The strongest evidence yet that life began far earlier than thought is what scientists believe they have found.

It would suggest the conditions necessary for the emergence of life are relatively basic.

The chance that life exists on other planets increases if life is relatively quick to emerge.

Five years ago, the Nuvvuagittuq supracrustal belt in Quebec, Canada, was announced as the location of microfossils. The team suggested that the iron oxide called haematite could have been made by a group ofbacteria living around the vents that used iron-based chemical reactions to obtain their energy.

The rocks are thought to be at least 3.75 billion years old, and possibly as old as 4.28 billion years, according to scientific dating. The oldest reported microfossils were dated to 3.46 billion years ago and 3.8 billion years ago, making the Canadian specimen the oldest direct evidence of life on Earth.

A stem with parallel branches on one side that is nearly a centimetre long has been found in the rock, as well as hundreds of distorted spheres, along with the tubes and filaments.

One thing that I think is amazing is the sheer size of the tectonic branching structure, which is several millimetres, if not more than a centimetre in size.

I think what we are seeing is a group of cells working together to form a larger, thicker haematite.

The team found mineralised chemical byproducts in the rock that were consistent with ancient microbes that lived off iron, sulphur and carbon dioxide.

It is possible that a variety of life may have existed as little as 300m years after Earth was formed.

It makes sense that they are just as old as the volcanic rocks that are embedded in them. After Earth formed, there was life taking place, eating iron and sulphur.

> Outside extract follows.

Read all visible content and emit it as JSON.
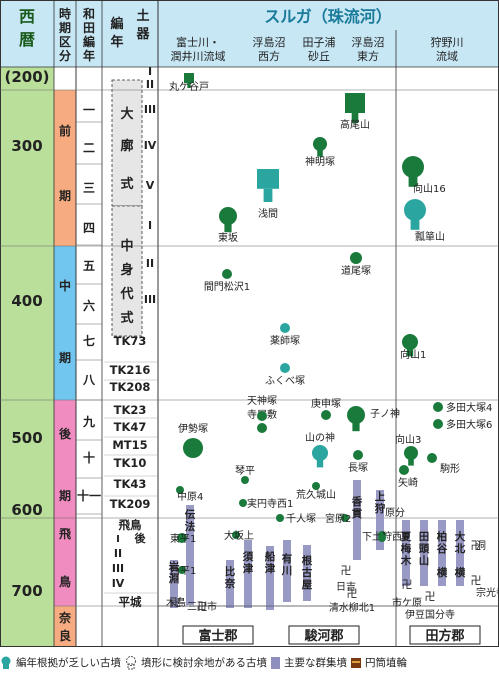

Some people are not sure if the structures are biological. These comparisons are in rocks or environments that have not been subjected to the high degree of metamorphism of the Nuvvuagittuq rock.

She said that she was concerned about the parallelism of the filaments and that it looked as if they were following the crystal lattices of the host mineral. The feature is not a microbial one.

The sulphur signature may have a biological origin. It is possible that the Nuvvuagittuq jasperite may have hosted traces of life associated with the hydrothermal vents.